Gartenbuch von Rudolf Borchardt

Der leidenschaftliche Gärtner

Der Philologe und Archäologe Rudolf Borchardt (1877 bis 1945) war wie seine Kollegen Hermann Hesse und Wilhelm Busch ein leidenschaftlicher Gärtner. Sein posthum erschienenes Werk verbindet eine Kulturgeschichte des Gartens mit der philosophischen Reflexion von Gartenarbeit. Das lange vergriffene Buch liegt nun in einer bibliophilen Taschenbuchausgabe wieder vor.

Pflanzen, Buchcover "Der leidenschaftliche Gärtner"

Matthes & Seitz Verlag

Borchardt verdiente seinen Lebensunterhalt als Autor und Publizist, mit Essays und Vorträgen, eher schlecht als recht, immer wieder in der Abhängigkeit von wohlhabenden Gönnern. Den Ausgleich zur geistigen Arbeit fand er in der ursprünglichsten Form manueller Tätigkeit, im Kontakt mit dem Erdreich. Er verlegte seinen Wohnsitz ab 1921 nach Italien, wo er als Untermieter die Gartenanlagen toskanischer Landsitze bewirtschaftete.

Als Schriftsteller blieb Borchardt einem elitären und traditionsbewussten Kulturbegriff verhaftet, der literarischen Moderne stand er Zeit seines Lebens zurückhaltend gegenüber. Von der Düsternis seiner Zeit blieb Borchardt, der jüdischer Herkunft war, zuletzt nicht verschont: 1944 wurde er gemeinsam mit seiner Frau in Italien von der SS verhaftet und nach Innsbruck gebracht. Zwar gelang es ihm, sich in Tirol zu verstecken, er überlebte aber nur einige Monate und starb Anfang 1945 an Herzversagen.
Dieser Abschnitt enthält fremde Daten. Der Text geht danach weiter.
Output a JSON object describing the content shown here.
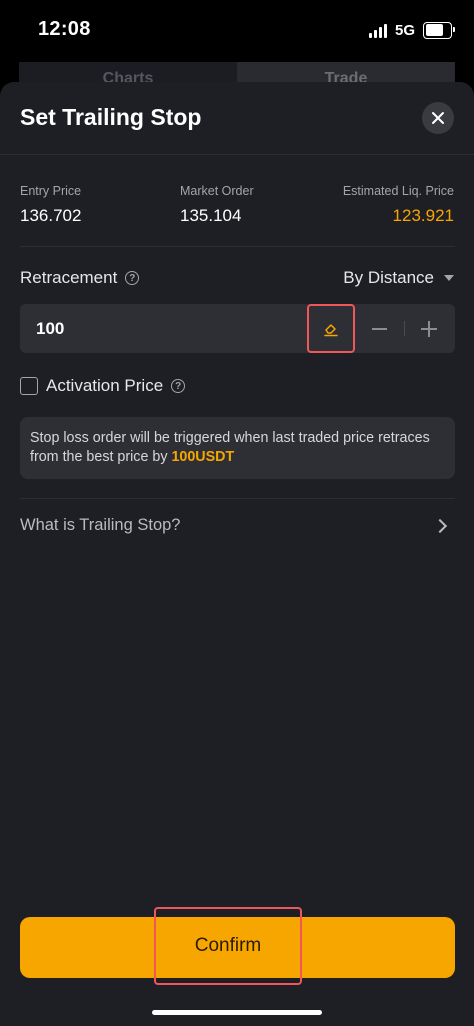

In "Der leidenschaftliche Gärtner" durchforstet Borchardt die wilde und die gezähmte Natur, die innerhalb der Mauern eines Gartens zu finden ist und betrachtet sie im Spiegel der Jahrhunderte. In der zweiten Hälfte seines Buchs gibt er seine Erfahrungen als Gärtner in einer praktischen Anleitung weiter. Hier wird Gartenarbeit stilvollendet beschrieben, sodass die Lektüre darüber, wann gepflanzt und wie richtig gegossen wird, zum sprachlichen Hochgenuss gerät. Das Buch schließt mit einem lexikalischen Anhang, in dem Borchardt seine praktischen Kenntnisse als Pflanzenliebhaber weitergibt, und zwar in Form eines Überblicks über jene Gartenpflanzen, die während des Krieges aus dem Handel verschwunden waren.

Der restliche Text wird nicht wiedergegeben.